HARARE - Ending months of uncertainty, Zimbabwe on Wednesday set the date for presidential elections, renewing the prospect of a battle between iron-fisted incumbent Emmerson Mnangagwa and opposition hopeful Nelson Chamisa.
Elections for the president, National Assembly and local government will take place on August 23, the government's official record, the gazette, said.
Eighty-year-old Mnangagwa, who replaced strongman ruler Robert Mugabe in 2017 after a military-led coup, heads the ruling ZANU-PF party, which has been in power since independence in 1980.
His main challenger is Nelson Chamisa, a 45-year-old lawyer and pastor, who leads the recently formed Citizens Coalition for Change (CCC) party and narrowly lost to Mnangagwa in 2018.
Analysts are bracing for a tense ballot in a country where discontent at entrenched poverty, power cuts and other shortages runs deep.
Rights groups and opposition parties have complained of a clampdown ahead of the vote.

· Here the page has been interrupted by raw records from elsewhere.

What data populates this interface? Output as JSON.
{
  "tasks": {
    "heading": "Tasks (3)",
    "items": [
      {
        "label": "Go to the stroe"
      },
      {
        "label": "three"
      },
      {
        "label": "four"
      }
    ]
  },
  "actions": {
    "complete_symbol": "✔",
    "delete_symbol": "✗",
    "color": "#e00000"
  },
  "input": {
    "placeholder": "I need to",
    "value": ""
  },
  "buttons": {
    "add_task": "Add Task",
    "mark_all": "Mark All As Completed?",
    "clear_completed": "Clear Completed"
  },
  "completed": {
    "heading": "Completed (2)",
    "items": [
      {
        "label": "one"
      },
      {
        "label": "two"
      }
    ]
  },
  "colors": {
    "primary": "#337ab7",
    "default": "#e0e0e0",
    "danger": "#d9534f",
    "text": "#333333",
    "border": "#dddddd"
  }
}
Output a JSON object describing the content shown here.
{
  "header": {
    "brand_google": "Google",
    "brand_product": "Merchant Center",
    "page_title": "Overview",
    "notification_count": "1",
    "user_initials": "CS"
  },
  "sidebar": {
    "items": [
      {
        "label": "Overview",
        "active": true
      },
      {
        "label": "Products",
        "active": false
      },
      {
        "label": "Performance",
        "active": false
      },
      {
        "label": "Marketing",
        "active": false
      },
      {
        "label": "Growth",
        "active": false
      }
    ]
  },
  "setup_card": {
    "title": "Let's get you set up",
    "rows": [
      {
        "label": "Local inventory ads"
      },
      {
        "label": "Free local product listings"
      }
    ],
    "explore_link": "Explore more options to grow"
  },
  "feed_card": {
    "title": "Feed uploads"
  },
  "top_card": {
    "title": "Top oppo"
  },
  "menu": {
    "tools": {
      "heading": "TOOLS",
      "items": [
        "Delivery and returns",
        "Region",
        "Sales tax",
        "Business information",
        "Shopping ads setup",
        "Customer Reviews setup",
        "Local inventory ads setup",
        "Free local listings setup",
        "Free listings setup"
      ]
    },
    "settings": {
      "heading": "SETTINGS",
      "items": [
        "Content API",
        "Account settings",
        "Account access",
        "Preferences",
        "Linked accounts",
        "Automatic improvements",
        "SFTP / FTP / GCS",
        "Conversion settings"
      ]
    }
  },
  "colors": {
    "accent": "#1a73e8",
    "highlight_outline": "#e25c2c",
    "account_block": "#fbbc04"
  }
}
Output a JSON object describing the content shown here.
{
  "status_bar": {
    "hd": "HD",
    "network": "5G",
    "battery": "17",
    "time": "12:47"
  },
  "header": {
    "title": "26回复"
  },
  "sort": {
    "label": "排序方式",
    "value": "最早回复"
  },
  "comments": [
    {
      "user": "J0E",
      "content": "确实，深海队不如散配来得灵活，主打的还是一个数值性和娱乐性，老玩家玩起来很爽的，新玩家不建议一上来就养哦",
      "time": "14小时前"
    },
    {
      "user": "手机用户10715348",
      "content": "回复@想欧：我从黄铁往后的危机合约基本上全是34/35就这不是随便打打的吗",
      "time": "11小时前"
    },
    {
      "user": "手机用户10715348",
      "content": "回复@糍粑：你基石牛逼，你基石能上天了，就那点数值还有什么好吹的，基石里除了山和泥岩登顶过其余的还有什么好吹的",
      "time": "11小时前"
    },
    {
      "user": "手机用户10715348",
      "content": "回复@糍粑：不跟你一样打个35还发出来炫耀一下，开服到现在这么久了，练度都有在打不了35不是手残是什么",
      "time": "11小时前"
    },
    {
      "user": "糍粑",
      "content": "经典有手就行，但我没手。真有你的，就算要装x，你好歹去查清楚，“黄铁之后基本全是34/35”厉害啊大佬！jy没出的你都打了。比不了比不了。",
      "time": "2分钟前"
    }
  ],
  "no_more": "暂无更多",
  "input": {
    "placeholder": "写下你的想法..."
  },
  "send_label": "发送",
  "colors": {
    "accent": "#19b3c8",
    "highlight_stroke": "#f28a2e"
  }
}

After the election date was revealed, the CCC urged supporters to register to vote.
"This is a crucial step in playing your part in shaping the future of our country," the party said on Twitter.
In 2018 Mnangagwa, dubbed "the Crocodile" for his political cunning, won a violence-stained election with 50.8 percent of the vote.
The result was denounced as fraud by Chamisa, who at the time led the Movement for Democratic Change Alliance (MDC-Alliance).
The ruling party won 145 out of 210 seats contested in the lower house, the National Assembly, which are directly elected on a first-past-the-post basis.
The MDC-Alliance got 63 seats, and two seats were taken by independents.
Another 60 seats are reserved for women appointed through a party-list system of proportional representation.
The senate comprises 80 members with 60 appointed through proportional representation, 18 traditional chiefs who are generally loyal to ZANU-PF, and two representatives of people with disabilities.
- Uphill battle -
Analysts say Chamisa faces an uphill battle to defeat Mnangagwa.
Critics accuse the government of using the courts to sideline opposition politicians and say there has been an increase in arbitrary arrests and repression of rights groups.
Some have also raised fears of voting irregularities.
Earlier this week the CCC cried foul after many voters, including some senior politicians, said their names had been removed or misplaced on the electoral roll.
In March, activists said an analysis of redrawn electoral boundaries showed some wards to be located in Antarctica.
Tafadzwa Sambiri, a spokesman for Team Pachedu, a pressure group, told AFP the country was "not ready" to head to the polls.
"It's one thing to have an election date set but another to actually conduct a free and fair election," Sambiri said.
Zimbabwe, a country landlocked between Mozambique, South Africa, Botswana and Zambia, has a population of 15 million, according to the latest census.
It has long suffered from hyperinflation, which has shot through the roof in recent weeks. Analysts estimate it at somewhere around 700 percent, way over the official rate of more than 280 percent.
The country is ranked 137th out of 180 countries in Reporters Without Borders' 2022 World Press Freedom Index, and 157th out of 180 countries by Transparency International for perceived corruption.